Но ему так хочется посмотреть хотя бы краешком глаза на это страшное место, коварное, как черный лед — только подо льдом не стылая вода, а урчащее пламя. Огонь — это очень красиво. Если сложить костерок из пахучих щепок, на нем сгорают вырванные из журналов страницы. А можно сжигать и разные игрушки: картонажных зайцев и пластмассовых солдатиков; от этого в сердце становится томительно приятно, будто его прищемили.
Это не очень хорошо — ведь они почти как живые, а живых сжигать нехорошо, — но все равно очень приятно, потому что огонь делает тебя сильным.

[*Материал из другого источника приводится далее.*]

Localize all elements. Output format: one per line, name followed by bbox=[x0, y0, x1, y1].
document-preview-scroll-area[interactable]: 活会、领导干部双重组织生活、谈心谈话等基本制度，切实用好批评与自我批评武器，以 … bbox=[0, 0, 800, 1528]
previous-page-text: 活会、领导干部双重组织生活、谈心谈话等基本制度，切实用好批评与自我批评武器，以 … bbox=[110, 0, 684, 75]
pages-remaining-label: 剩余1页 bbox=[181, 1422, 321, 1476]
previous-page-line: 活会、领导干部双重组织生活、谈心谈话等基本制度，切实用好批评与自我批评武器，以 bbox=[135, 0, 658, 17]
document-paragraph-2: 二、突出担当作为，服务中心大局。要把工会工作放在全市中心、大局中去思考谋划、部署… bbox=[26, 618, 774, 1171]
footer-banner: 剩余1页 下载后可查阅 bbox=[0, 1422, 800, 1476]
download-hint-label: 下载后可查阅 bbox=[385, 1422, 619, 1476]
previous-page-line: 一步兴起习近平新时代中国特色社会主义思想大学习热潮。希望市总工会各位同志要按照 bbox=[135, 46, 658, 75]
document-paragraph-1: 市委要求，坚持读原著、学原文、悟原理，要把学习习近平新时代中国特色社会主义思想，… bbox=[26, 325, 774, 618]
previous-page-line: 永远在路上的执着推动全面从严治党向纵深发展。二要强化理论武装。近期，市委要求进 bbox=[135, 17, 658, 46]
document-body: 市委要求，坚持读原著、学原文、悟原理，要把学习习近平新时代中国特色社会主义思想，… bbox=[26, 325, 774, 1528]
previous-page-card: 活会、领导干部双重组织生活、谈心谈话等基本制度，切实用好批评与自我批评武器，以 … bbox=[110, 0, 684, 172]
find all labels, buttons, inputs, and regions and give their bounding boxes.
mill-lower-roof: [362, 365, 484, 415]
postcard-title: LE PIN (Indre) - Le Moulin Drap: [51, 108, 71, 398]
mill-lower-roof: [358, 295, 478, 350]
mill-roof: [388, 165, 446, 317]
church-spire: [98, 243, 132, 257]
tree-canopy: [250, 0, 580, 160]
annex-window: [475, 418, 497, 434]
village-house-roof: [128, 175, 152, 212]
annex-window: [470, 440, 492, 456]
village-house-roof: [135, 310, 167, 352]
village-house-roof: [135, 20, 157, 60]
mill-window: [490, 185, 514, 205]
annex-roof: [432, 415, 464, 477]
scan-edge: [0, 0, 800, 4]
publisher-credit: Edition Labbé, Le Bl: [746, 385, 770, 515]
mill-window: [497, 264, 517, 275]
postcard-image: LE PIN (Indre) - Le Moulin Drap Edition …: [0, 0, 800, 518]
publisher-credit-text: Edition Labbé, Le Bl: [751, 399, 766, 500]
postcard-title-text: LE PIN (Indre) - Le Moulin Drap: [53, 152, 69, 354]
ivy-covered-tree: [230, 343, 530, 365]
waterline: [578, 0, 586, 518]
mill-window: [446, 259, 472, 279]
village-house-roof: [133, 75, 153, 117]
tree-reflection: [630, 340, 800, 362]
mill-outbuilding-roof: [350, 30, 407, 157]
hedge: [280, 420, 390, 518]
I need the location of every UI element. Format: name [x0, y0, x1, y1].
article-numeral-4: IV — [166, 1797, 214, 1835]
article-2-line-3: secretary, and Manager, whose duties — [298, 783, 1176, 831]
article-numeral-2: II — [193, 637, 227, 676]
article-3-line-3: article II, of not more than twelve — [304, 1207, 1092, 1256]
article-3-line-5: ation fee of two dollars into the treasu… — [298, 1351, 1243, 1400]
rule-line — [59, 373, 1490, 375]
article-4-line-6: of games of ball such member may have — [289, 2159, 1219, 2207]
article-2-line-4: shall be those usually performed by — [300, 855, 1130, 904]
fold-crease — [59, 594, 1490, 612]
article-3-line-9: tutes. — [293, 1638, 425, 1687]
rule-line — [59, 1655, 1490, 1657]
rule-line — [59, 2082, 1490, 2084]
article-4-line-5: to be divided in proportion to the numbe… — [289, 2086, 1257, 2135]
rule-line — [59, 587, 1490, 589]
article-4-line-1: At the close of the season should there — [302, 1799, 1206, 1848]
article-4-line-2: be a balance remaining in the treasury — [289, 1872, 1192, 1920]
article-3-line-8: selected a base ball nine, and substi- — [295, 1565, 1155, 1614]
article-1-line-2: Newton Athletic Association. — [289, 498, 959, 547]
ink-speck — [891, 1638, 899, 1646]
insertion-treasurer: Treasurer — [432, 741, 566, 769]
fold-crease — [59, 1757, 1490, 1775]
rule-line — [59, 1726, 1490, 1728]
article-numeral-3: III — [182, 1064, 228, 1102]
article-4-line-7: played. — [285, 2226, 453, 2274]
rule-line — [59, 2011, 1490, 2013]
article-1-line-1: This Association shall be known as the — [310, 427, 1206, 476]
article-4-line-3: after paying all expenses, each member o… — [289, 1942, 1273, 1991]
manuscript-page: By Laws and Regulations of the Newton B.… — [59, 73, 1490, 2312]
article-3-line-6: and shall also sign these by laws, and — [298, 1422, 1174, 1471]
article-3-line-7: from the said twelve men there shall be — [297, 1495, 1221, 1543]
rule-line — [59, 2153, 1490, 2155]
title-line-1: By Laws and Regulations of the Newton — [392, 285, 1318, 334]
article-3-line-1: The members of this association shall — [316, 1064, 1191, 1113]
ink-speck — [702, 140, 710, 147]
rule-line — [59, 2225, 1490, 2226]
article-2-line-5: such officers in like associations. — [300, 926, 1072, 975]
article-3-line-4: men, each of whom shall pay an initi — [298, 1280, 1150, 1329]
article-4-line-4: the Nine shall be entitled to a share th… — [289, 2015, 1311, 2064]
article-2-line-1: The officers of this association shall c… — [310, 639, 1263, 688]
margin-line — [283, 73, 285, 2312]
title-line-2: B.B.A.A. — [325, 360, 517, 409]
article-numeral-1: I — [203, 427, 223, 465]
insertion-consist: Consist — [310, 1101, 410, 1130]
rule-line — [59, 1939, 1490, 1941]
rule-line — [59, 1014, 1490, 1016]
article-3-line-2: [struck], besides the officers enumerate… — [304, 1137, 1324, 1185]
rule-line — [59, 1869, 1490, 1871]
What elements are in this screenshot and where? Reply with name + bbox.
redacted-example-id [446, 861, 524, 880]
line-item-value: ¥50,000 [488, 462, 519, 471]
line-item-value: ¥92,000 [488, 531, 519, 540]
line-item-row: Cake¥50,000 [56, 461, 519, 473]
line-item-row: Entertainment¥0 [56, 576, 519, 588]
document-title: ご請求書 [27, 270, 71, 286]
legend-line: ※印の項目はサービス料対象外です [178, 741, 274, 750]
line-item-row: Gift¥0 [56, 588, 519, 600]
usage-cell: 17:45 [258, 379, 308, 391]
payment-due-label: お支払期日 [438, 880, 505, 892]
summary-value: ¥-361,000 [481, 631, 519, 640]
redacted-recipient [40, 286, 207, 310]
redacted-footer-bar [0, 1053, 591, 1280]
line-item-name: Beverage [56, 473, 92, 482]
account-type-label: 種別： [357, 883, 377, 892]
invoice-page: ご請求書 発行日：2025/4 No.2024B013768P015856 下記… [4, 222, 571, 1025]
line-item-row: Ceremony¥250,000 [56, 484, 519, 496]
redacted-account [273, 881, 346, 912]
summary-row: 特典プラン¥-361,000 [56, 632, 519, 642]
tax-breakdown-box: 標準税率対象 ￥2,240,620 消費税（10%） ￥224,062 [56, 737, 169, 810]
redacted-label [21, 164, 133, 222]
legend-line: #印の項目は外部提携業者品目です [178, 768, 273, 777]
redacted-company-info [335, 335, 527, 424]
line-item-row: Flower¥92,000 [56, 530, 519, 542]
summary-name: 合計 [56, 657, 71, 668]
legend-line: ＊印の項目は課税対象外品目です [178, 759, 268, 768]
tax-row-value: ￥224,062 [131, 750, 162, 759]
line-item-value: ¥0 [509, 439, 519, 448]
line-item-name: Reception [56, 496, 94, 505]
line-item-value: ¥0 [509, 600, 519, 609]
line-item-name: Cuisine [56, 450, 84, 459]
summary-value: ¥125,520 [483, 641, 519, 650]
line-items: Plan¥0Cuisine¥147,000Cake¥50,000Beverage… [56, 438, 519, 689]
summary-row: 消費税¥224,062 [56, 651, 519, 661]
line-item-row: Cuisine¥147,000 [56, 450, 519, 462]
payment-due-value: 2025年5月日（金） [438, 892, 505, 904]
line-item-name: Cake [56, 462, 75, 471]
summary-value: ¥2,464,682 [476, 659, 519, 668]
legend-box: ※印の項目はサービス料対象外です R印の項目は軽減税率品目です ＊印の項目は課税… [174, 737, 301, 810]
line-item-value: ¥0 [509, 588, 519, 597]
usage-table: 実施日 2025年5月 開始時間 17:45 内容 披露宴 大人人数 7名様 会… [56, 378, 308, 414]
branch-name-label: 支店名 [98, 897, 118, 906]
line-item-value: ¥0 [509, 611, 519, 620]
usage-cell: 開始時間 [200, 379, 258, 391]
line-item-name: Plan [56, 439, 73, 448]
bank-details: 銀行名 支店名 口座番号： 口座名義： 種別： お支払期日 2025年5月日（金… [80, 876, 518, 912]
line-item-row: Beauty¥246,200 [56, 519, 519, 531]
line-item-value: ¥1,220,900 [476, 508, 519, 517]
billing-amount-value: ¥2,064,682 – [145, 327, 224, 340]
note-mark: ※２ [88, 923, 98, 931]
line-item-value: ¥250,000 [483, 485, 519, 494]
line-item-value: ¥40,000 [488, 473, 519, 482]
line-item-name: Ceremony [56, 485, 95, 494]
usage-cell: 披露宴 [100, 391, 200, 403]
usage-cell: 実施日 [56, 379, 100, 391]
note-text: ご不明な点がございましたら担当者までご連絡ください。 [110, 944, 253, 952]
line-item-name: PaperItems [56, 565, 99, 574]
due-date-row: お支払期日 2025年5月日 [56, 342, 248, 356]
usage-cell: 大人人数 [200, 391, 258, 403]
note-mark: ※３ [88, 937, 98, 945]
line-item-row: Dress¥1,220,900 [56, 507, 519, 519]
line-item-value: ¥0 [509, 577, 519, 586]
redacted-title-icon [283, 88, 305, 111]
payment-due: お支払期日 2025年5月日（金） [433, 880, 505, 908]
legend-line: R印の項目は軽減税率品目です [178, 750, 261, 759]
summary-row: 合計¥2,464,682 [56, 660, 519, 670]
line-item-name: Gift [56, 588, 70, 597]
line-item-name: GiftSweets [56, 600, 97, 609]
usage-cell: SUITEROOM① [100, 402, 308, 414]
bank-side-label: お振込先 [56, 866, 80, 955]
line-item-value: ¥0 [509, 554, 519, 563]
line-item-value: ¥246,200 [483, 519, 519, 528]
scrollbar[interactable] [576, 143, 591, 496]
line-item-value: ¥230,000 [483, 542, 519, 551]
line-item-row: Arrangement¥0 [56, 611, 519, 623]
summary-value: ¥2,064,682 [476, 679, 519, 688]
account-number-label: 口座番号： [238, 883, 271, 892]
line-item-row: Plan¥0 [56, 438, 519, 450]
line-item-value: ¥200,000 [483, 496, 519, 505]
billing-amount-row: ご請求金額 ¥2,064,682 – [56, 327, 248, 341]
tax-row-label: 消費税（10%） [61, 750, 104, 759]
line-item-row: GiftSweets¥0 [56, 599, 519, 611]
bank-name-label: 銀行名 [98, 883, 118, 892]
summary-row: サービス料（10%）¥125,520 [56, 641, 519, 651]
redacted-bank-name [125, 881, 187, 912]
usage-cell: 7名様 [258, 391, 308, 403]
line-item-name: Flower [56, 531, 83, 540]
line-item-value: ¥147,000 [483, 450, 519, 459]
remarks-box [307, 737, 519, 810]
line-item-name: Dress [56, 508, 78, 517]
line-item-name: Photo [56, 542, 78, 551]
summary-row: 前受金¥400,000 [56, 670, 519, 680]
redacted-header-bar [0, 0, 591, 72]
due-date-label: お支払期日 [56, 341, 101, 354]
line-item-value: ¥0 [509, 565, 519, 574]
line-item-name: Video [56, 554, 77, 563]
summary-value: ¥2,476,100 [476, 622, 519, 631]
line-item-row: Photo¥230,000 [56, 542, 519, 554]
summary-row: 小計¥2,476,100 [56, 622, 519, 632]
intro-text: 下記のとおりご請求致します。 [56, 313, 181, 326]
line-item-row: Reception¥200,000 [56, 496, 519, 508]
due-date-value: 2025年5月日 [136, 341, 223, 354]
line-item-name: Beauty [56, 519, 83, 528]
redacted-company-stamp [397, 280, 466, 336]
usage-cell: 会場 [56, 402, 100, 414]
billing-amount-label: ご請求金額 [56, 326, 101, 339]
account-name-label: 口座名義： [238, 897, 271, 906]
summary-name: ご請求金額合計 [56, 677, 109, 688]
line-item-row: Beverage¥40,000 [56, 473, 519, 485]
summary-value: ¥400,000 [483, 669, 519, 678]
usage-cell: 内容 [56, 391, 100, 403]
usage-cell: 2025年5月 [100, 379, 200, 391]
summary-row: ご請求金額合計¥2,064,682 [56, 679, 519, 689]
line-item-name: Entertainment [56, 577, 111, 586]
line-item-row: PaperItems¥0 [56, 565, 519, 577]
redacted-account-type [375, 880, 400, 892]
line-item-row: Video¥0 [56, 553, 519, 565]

А сильный огонь делает тебя еще сильнее. Вроде ему и не прикажешь, и он совсем дикий, а кажется, что он твой, и поможет тебе, и сделает тебя больше, и все, кого ты не любишь, побегут от него и от тебя. Если бы огонь был как собака, с ним можно было бы ходить рядом, и те, кто тебя обижают или дразнят (а таких много), попрячутся за тычинниковые заборы и будут смотреть в щели, как ты идешь по поселку. Например, дурак Лёнька, который в начале лета мазнул ему по глазам едкой мазью от комаров. Глаза очень ело, и бабушка долго промывала их водой и теплой чайной заваркой, а потом целых три дня он видел все предметы размытыми и раздвоенными. Ему очень хотелось стукнуть Лёньке по веснушчатому носу, но руки у него тоненькие, комариные, и, если их согнуть в суставе, ничего не нащупывается, никакого тугого мускульного шарика. Или, скажем, как бы пугнуть огнем этих Вадьку и Сёмку — он же видел, как они за сараем сосали друг у друга письки и хихикали, и он убежал, но они видели, что он видел, и поймали его потом на бревеннике, и показали маленький, злой ножичек, и сказали молчать. Да он и не будет никому рассказывать такие гадости, но при мысли о ножичке по спине пробегает шершавая морозь; вдруг кто-то другой скажет, а они подумают, что это он?